Who buys an RV? Here are the recent statistics. It’s a 48 year old male with a household income of $62,000 per year. 39% of children under 18 living at home. The take away from these statistics is that it’s not just for retired, older Americans, like what many people think. What can we tell from these statistics? First of all, it shows that those RVs are going to be on the road for a long time, and needing places to park them. At 48, this average RV owner will be on the road – off and on – for around 30 years. It also shows that it’s very important to offer plenty of family-centered amenities and marketing materials. And it’s also imperative to have solid internet marketing, and a Google presence, as these younger users are probably adept at surfing the net to find which RV park to stay at. Smart RV park owners will present a great product to attract this average consumer. Never forget the old adage: “to hit the bullseye, you need to shoot for the middle”.
Memo From Frank & Dave
A Visit To The MH/RV Museum And Hall Of Fame In Elkhart, IN
Many people are unaware of the colorful history of the RV. To set things right, a tour of the RV Hall of Fame and Museum in Elkhart, Indiana is in order. This multi-million dollar facility is dedicated to the history of the RV and features a giant collection of the most important models from every era of the 1920s to current. It also has exhibitions on RV services, RV parks, RV models and a gift shop. So let’s look at some of the most interesting RVs in the collection.

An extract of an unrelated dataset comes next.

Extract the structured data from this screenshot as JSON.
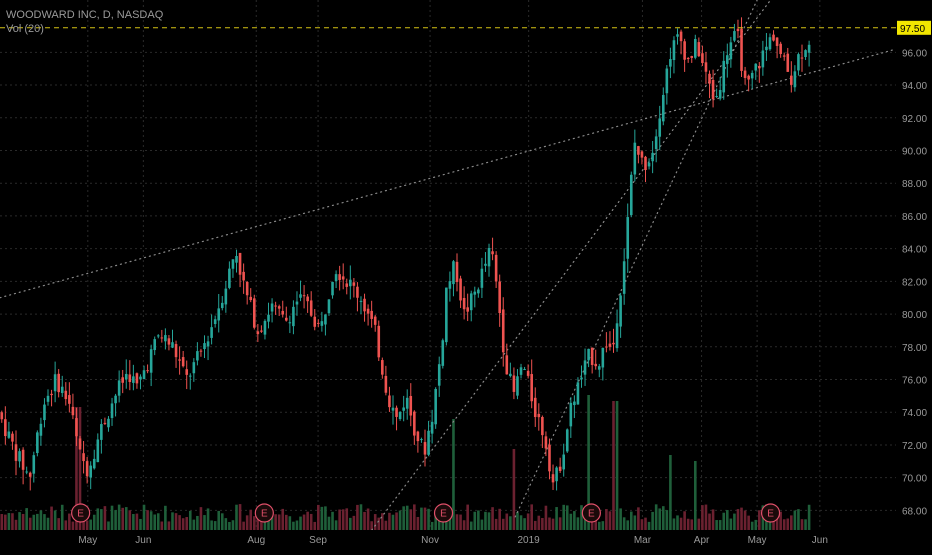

This is the earliest RV in the collection – a Model T truck that had been converted into the earliest form of motorhome. Once parked, you would erect the fabric awning and dine alfresco. Although this was from almost 100 years ago, its remarkable how similar it is to the modern RV experience.
This is the 1929 Covered Wagon, which was the first production travel trailer in the U.S. It became the largest selling model in the 1930’s and the company that produced it eventually went public on the New York Stock Exchange in 1937
Here’s the 1935 Bowlus Road Chief. Look at how significant the design changes were in this model, compared to the Covered Wagon of the same period. Hawley Bowlus was a renowned sailplane builder, who used his skills in aircraft design and construction to build a revolutionary RV. Sheathed in aluminum, this RV is considered the predecessor to the popular Airstream RV.
The 1937 Hunt Housecar was the brainchild of Hollywood producer Roy Hunt. Not only did he also construct a model out of aluminum, but his also had an engine. This model, in my opinion, was the forefather of the modern motorhome
Of all the RVs in the museum, this is probably the most famous one, not so much for its beauty, but for what it meant to the RV industry. This is the original 1950 Fleetwood travel trailer, built by John Crean, and laid the foundation for Fleetwood to become the largest RV manufacturer in the U.S. who would have thought that this tiny RV would grow into the largest force in the industry decades later?
In contrast to the original Fleetwood model for 1950, here’s the 1964 Coachmen Cadet, which served as the original model of Coachmen Industries, another of the largest RV manufacturers in the U.S. Note how this model reflects much of the modern styling and design of the current market
Now You Know What Happens To Old RV's
Frank Bates created “Airstream Ranch” in 2007, in honor of the 75th anniversary of the Airstream RV. It features 7 ½ Airstreams buried in a similar fashion to “Cadillac Ranch” in Amarillo, Texas. The models range from 1957 to 1994. Airstream Ranch is located on Interstate 4 east of Tampa, Florida. It has been the subject of litigation, but the judge ruled that, while they could not determine if it actually was a work of art, it did not appear to be a nuisance.